I quickly give the nose a good pinch.
Wait too long or hold back too much and it won't send the correct message.
:p
     
    10-10-2010, 03:34 PM
  #18
dee
Started
I usually smack the snot out of their nose if they try to bite me. Daughter's stallion tried to bite me once, but I couldn't get to his nose, so I grabbed the lead rope away from her and ran full at him. He had to back up nearly the full length of the pen. The look on his face was priceless, he was so shocked! He hasn't tried to bite me but once since then. Second time, I did get his nose. Hard. I can't hit nearly as hard as a horse can kick, so I don't pull my punches. I haven't made him head shy, either.

I just can't have a biting horse on the property. I have five grandkids that live here with me, and I don't want anything to happen to them. I have a friend who had a pony that nipped - they thought it was cute until the day he nipped off four of her daughter's fingers...
     
    10-10-2010, 06:11 PM
  #19
Weanling
I was told once when I 1st got my horses, that if you are a woman, and you have male horses, you know they "accept you" when they nip/bite you in the breast. Well, I don't know how true that was, but both my geldings bit me in my left breast! It was a quick surprize "Gotcha!" nip & they have never got me since. (Mustang got me in 2005 when I got him & the Appy when I got him)

They have been "mouthy" to me since then, but I recognize that they aren't being malicious.
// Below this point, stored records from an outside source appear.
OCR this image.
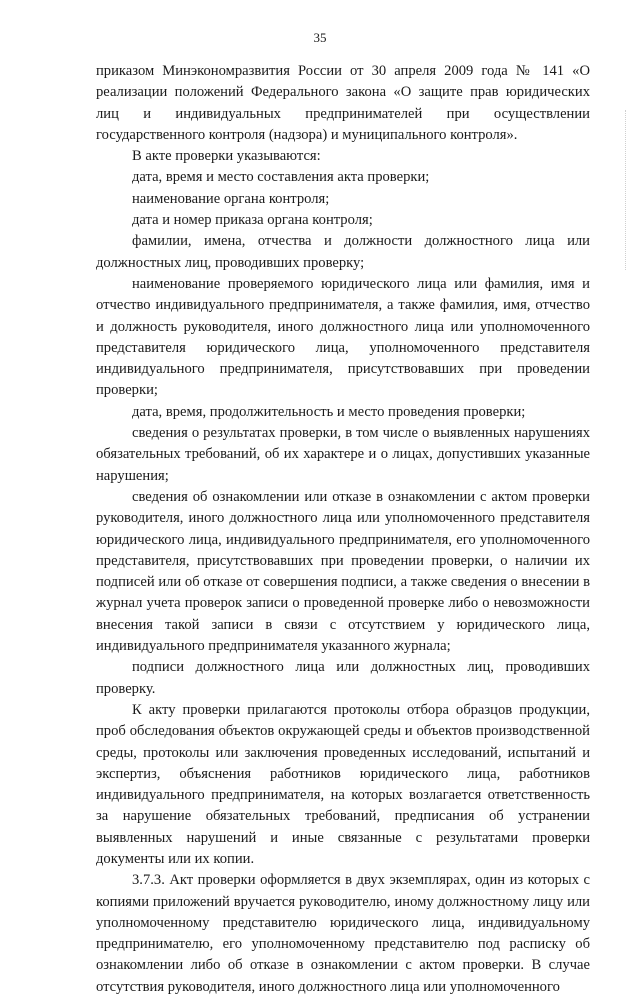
35

приказом Минэкономразвития России от 30 апреля 2009 года № 141 «О реализации положений Федерального закона «О защите прав юридических лиц и индивидуальных предпринимателей при осуществлении государственного контроля (надзора) и муниципального контроля».

В акте проверки указываются:

дата, время и место составления акта проверки;

наименование органа контроля;

дата и номер приказа органа контроля;

фамилии, имена, отчества и должности должностного лица или должностных лиц, проводивших проверку;

наименование проверяемого юридического лица или фамилия, имя и отчество индивидуального предпринимателя, а также фамилия, имя, отчество и должность руководителя, иного должностного лица или уполномоченного представителя юридического лица, уполномоченного представителя индивидуального предпринимателя, присутствовавших при проведении проверки;

дата, время, продолжительность и место проведения проверки;

сведения о результатах проверки, в том числе о выявленных нарушениях обязательных требований, об их характере и о лицах, допустивших указанные нарушения;

сведения об ознакомлении или отказе в ознакомлении с актом проверки руководителя, иного должностного лица или уполномоченного представителя юридического лица, индивидуального предпринимателя, его уполномоченного представителя, присутствовавших при проведении проверки, о наличии их подписей или об отказе от совершения подписи, а также сведения о внесении в журнал учета проверок записи о проведенной проверке либо о невозможности внесения такой записи в связи с отсутствием у юридического лица, индивидуального предпринимателя указанного журнала;

подписи должностного лица или должностных лиц, проводивших проверку.

К акту проверки прилагаются протоколы отбора образцов продукции, проб обследования объектов окружающей среды и объектов производственной среды, протоколы или заключения проведенных исследований, испытаний и экспертиз, объяснения работников юридического лица, работников индивидуального предпринимателя, на которых возлагается ответственность за нарушение обязательных требований, предписания об устранении выявленных нарушений и иные связанные с результатами проверки документы или их копии.

3.7.3. Акт проверки оформляется в двух экземплярах, один из которых с копиями приложений вручается руководителю, иному должностному лицу или уполномоченному представителю юридического лица, индивидуальному предпринимателю, его уполномоченному представителю под расписку об ознакомлении либо об отказе в ознакомлении с актом проверки. В случае отсутствия руководителя, иного должностного лица или уполномоченного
I usually treat them like I do my kids: raise myself up, look right at them & with a stern voice "OI! I don't THINK so! You know better than that!" Usually does the trick. If not, then they meet my elbow or get a quick rap (kinda like a flick of the wrist).

My mare is way too laid back & even when we were treating her medically when her leg was sliced open, she never nipped or bit.
     
    10-10-2010, 06:19 PM
  #20
Green Broke
Their nose gets introduced to my fist, that's what. A horse will bit me once and he will never, EVER, consider it again. Biting is incrediably dangerous and I will not allow someone else to be in danger because of my horse's bad habits.

A nippy or mouthy horse I will discourage with an elbow or pinching the nostril. My filly was getting pretty nippy, so I stopped hand feeding and kept my guard to discipline her immediately. The issue being she started grabbing at clothing and half strangled my friend once who was kneeling to check her leg. She got a couple slaps to the nose before she wised up, having neccesitated me to increase my force when pinching wasn't working.

I have zero issues clocking my horse if and when s/he deserves it. I refuse to own an animal with dangerous habits. Risking my own safety is one thing, risking the safety of others is a unacceptable.